He was one of the star guests at the SecHuman Summer School at the Ruhr-Uni Bochum: Linus Neumann, speaker of the Chaos Computer Club. In our interview, he talks about his views on IT-Security and digitalisation.
Mr. Neumann, in your lecture you said: Every cyber attack also has a human component. Is the human being the biggest weak point of IT security?
Linus Neumann: The impression is obvious - but it would be wrong to complete the research at this point and not to look for possibilities to change something about it. It's too easy to say: "Our technical systems are safe, peope are just too stupid to understand or use them." That cannot be the solution.
Thanks to extensive research, we know very well the sequences of actions and situations that are susceptible to attacks by the so-called human factors. But the interesting question is: Which courses of action - especially in the security-relevant area - are less susceptible than others?
It makes sense to implement this knowledge and to design user interfaces, sequences of actions and processes that are easier to understand and because of that less susceptible. A simple example: stop mapping the process for changing passwords in e-mail and web logins would dramatically reduce the susceptibility for phishing - simply because other habits can be established. These habits can be triggered by phishing attempts, but are inherently less vulnerable.
Do people behave more carelessly in the Internet than in real life? If so, why is that?
How careful people behave depends on whether they have understood how potential dangers work. If it comes to a danger I haven't understood, I can take a lot of subjectively meaningful, but practically completely misguided protective measures. But often my precautions have nothing to do with my real threats.
In connection with the internet, this is easily illustrated by two phenomena:
First: Many people spend good money on different software that promises security - without understanding what the software can and cannot protect and how it works.
Second: The same people use the same password for all their accounts - an enormous risk behavior that multiplies the target. That certainly lead to a disaster in the medium term, because probably one of the providers will be hacked and the attackers get the password for all other providers.
Up till now, we have been satisfied describing such misguided security behavior as stupid, to prohibit it or to reduce it with more or less successful training. But what would be an approach to create login processes that solve this problem? So what if we develop security mechanisms that people understand intuitively and so operate them correctly and thus benefit more from them? There exist promising approaches that we should pursue.

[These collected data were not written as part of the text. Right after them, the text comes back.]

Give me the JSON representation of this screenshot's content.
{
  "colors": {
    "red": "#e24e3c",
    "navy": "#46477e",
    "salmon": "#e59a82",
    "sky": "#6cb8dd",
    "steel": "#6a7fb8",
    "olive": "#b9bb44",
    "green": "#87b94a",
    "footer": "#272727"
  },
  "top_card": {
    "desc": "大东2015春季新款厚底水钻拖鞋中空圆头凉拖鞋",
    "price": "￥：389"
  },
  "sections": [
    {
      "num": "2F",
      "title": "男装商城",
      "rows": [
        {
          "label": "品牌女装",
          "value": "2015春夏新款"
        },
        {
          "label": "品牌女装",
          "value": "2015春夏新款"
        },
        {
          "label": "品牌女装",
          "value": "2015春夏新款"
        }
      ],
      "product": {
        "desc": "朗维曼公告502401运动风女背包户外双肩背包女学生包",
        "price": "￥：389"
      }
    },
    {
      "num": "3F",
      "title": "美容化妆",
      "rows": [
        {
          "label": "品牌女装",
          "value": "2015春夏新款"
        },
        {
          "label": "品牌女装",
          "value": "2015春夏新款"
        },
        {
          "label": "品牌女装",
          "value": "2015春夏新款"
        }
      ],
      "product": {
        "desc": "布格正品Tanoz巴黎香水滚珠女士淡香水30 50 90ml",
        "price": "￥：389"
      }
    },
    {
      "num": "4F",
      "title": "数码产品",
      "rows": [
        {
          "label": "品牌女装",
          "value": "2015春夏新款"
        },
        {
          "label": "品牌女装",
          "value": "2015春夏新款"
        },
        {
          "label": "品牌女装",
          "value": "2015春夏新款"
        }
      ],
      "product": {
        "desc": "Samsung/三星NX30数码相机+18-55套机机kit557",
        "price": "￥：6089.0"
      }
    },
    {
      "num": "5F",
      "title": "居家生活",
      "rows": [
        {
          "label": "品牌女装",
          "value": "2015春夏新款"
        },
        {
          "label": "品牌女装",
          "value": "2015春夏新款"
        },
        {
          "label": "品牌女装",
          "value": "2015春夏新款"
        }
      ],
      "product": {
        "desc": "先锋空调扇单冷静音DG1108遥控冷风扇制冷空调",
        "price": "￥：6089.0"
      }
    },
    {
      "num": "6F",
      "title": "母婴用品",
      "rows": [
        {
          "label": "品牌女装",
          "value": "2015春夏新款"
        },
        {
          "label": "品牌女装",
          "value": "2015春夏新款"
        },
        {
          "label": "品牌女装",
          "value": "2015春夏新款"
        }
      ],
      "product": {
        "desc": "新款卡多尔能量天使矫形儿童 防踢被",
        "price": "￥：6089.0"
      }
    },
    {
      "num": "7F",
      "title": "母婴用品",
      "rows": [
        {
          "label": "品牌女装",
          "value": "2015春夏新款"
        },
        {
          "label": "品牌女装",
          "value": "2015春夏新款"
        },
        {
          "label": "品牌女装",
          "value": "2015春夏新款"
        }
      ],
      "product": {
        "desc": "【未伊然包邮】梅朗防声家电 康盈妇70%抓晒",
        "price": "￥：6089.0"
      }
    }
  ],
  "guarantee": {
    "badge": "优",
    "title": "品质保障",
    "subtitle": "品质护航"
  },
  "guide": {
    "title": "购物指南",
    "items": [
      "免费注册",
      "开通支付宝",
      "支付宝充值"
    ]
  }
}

In which traps do users fall most often?
In fact, there are only a few standard situations of computer use that are used over and over again in social engineering attacks: What these situations have in common is that they suggest familiar, security-relevant actions via nudging and expose us to situations in which - out of boredom or panic - we no longer think about our actions.
Let's take cryptic warning messages for users, whose default response, clicking away, is suggested and trained. An example: For many years, embedded macros in Microsoft Office documents have been used as so-called droppers (infection paths) for malware. Although the program warns users not to activate the macros, it presents a huge button to dangerously ignore the warning and hides the safer action option from users as best it can. This small design decision - not meaningfully revised for many years - leads to numerous damages for the economy and private individuals worldwide every day.
It would be fatal not to finally critically question the user interface of the program instead of blaming users.
Have you ever been a victim of social engineering yourself?
Almost! And this despite the fact that I am very closely involved with the topic, know all the tricks of the attackers and regularly carry out test attacks and trainings myself on behalf of customers.
And that's exactly the problem: Since the attacks rely on automated processes that we can carry out without high cognitive effort and without thinking - experts speak of the heuristic and resource-conserving System 1 - there is little chance of training oneself to recognize social engineering attacks through the analytical System 2: It is highly probable that System 2 is not active at all during the attack in order to intervene.
This is precisely why I plead that the everyday login and security processes should be designed in such a way that System 1 can simply complete them without becoming susceptible to deception.
In your opinion, what is more effective: to develop sophisticated technical protection mechanisms to repel cyber attacks or to sensitize users to digital dangers?
Important is the third way: to design technical protective measures in such a way that they are intuitively understandable for users and they can make as few mistakes as possible in handling them. User interfaces that people cannot master without regular training should finally be a thing of the past. The motto is: IT-Security for users, not against them.
According to your own statements, you have been enthusiastic about IT topics since your childhood. So why did you decide to study psychology and not technology?
At this time in my life I thought I would know enough about computers and should rather learn something about people. Today, as a consultant, I learn new things about both worlds every day.
As the speaker of the Chaos Computer Club you have a good overview of the developments within the IT-Security. From your point of view, what are the biggest digital threats to our society in the coming years?
The greatest danger for our society lies in the fact that we are setting social and political courses without a) a technical understanding of the consequences and b) a social vision for digitization.
We chase after digitization and try to reverse facts that have been created long ago instead of actively steering them towards a positive vision. As a result, we here in Germany profit at a slow pace from the digitization, but the disadvantages hit the economy and citizens hard every day. The lack of IT security is only one aspect - the loss of our digital autonomy is more serious.
General note: In case of using gender-assigning attributes we include all those who consider themselves in this gender regardless of their own biological sex.